5) Por mais que exista o fato extraordinário de 1 grama de urânio fissionado produzir tanta energia quanto 1 tonelada de carvão ou petróleo, a contrapartida dessa eficácia é terrível: ainda não há soluções para rejeitos radioativos de alta atividade, como reitera o físico Luiz Pinguelli Rosa. O lixo atômico, cujo acondicionamento é caríssimo, sempre nos sujeitará a riscos.
6) A produção da energia nuclear é altamente dependente de subsídios públicos, por seus altíssimos custos, de retorno demorado, em pesquisa, desenvolvimento e segurança tantas vezes negligenciada. No Brasil, cada usina está custando cerca de R$ 10 bilhões. Ainda assim, as medidas de segurança e os planos de evacuação são precários, temerários, insuficientes. Um acidente em Angra, nas condições atuais, geraria um caos, com efeitos imediatos nas duas maiores cidades brasileiras.
7) A gênese da energia nuclear está umbilicalmente vinculada a objetivos militares, no mundo e no Brasil. Os fins bélicos irmanam-se e como irmãos mais velhos, de mais autoridade – às finalidades elétricas e medicinais. Jamais foi feito um chamamento à população, à cidadania, para conhecer a produção nuclear e participar de seu planejamento energético. O regime civil-militar autoritário brasileiro, inaugurado pelo golpe de 64, sempre tratou o nuclear como segredo de Estado, questão de absoluta segurança nacional. O verticalismo nas decisões é tão arraigado que, há poucos meses, o ministro das Minas e Energia do Brasil anunciou a meta de 50 usinas nucleares em 50 anos, sem o mínimo debate sequer com especialistas do setor!
8) O país dispõe de capacidade tecnológica, recursos humanos e naturais para expandir a oferta de energia elétrica, e a energia eólica vem apresentando uma curva de aprendizado tecnológico notável, no mundo e no Brasil, conforme demonstrado pelas contratações recentes, com custos declinantes, já competitivos com a opção nuclear, afirma Ildo Sauer, doutor em Engenharia Nuclear. A biomassa e a energia solar também são caminhos alternativos a serem trilhados, desde já.
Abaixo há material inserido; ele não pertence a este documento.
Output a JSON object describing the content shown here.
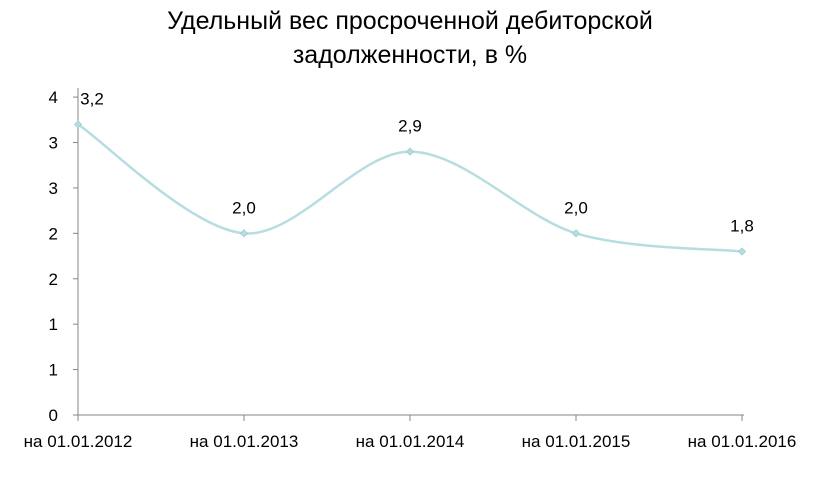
{
  "chart_data": {
    "type": "line",
    "title_lines": [
      "Удельный вес просроченной дебиторской",
      "задолженности, в %"
    ],
    "categories": [
      "на 01.01.2012",
      "на 01.01.2013",
      "на 01.01.2014",
      "на 01.01.2015",
      "на 01.01.2016"
    ],
    "series": [
      {
        "values": [
          3.2,
          2.0,
          2.9,
          2.0,
          1.8
        ],
        "data_labels": [
          "3,2",
          "2,0",
          "2,9",
          "2,0",
          "1,8"
        ],
        "color": "#b7dde0",
        "smooth": true,
        "marker": "diamond"
      }
    ],
    "ylim": [
      0,
      3.6
    ],
    "y_ticks": [
      0,
      0.5,
      1,
      1.5,
      2,
      2.5,
      3,
      3.5
    ],
    "y_tick_labels": [
      "0",
      "1",
      "1",
      "2",
      "2",
      "3",
      "3",
      "4"
    ],
    "grid": false,
    "legend": "none"
  }
}
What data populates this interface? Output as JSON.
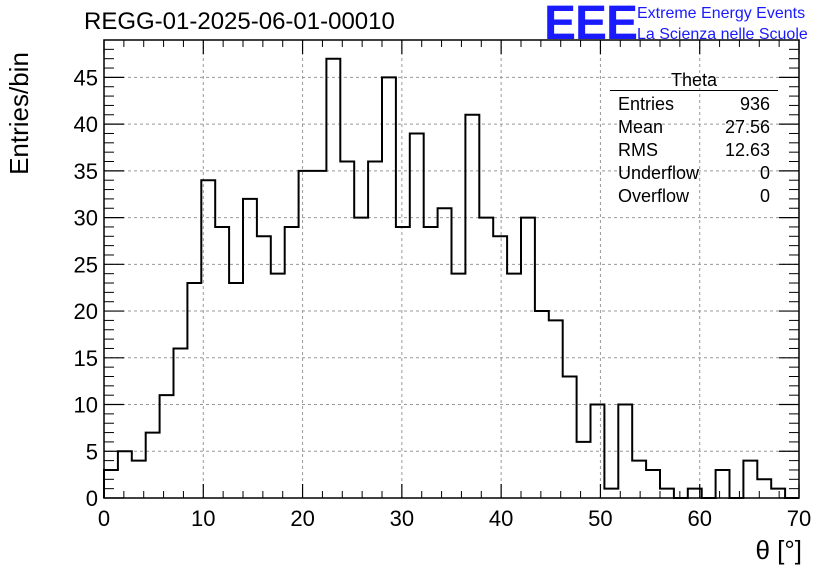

Quem fez as maravilhas (apesar de sua contrafação, as tragédias) com o átomo, tem capacidade para desenvolver outras matrizes energéticas.
9) Se é verdade que, em operação de rotina, as centrais nucleares não agridem o meio ambiente para além do que a própria edificação representou, o inteiro ciclo para preparar o combustível produz muitas emissões, desde a prospecção do mineral à extração e transporte do urânio, além do gravíssimo problema dos dejetos atômicos.
10) O desafio é construírmos um projeto de sociedade que dê um novo sentido da produção de energia: para que e para quem? Urge ampliar nossa eficiência energética. No Brasil de hoje, cinco setores eletro-intensivos consomem 30% da energia elétrica ofertada alumínio, química, papel/celulose, cimento, siderurgia, metalurgia do ferro em detrimento de sua oferta mais democratizada. Como ensina o físico nucelar Heitor Scalambrini, a melhor fonte de energia é aquela que for menos consumida. A busca substantiva de alternativas, como a eólica, a solar e a biomassa são um imperativo, se a humanidade desejar ter futuro. Talvez seja a hora de uma moratória nuclear, para nos reorientarmos rumo a novos caminhos.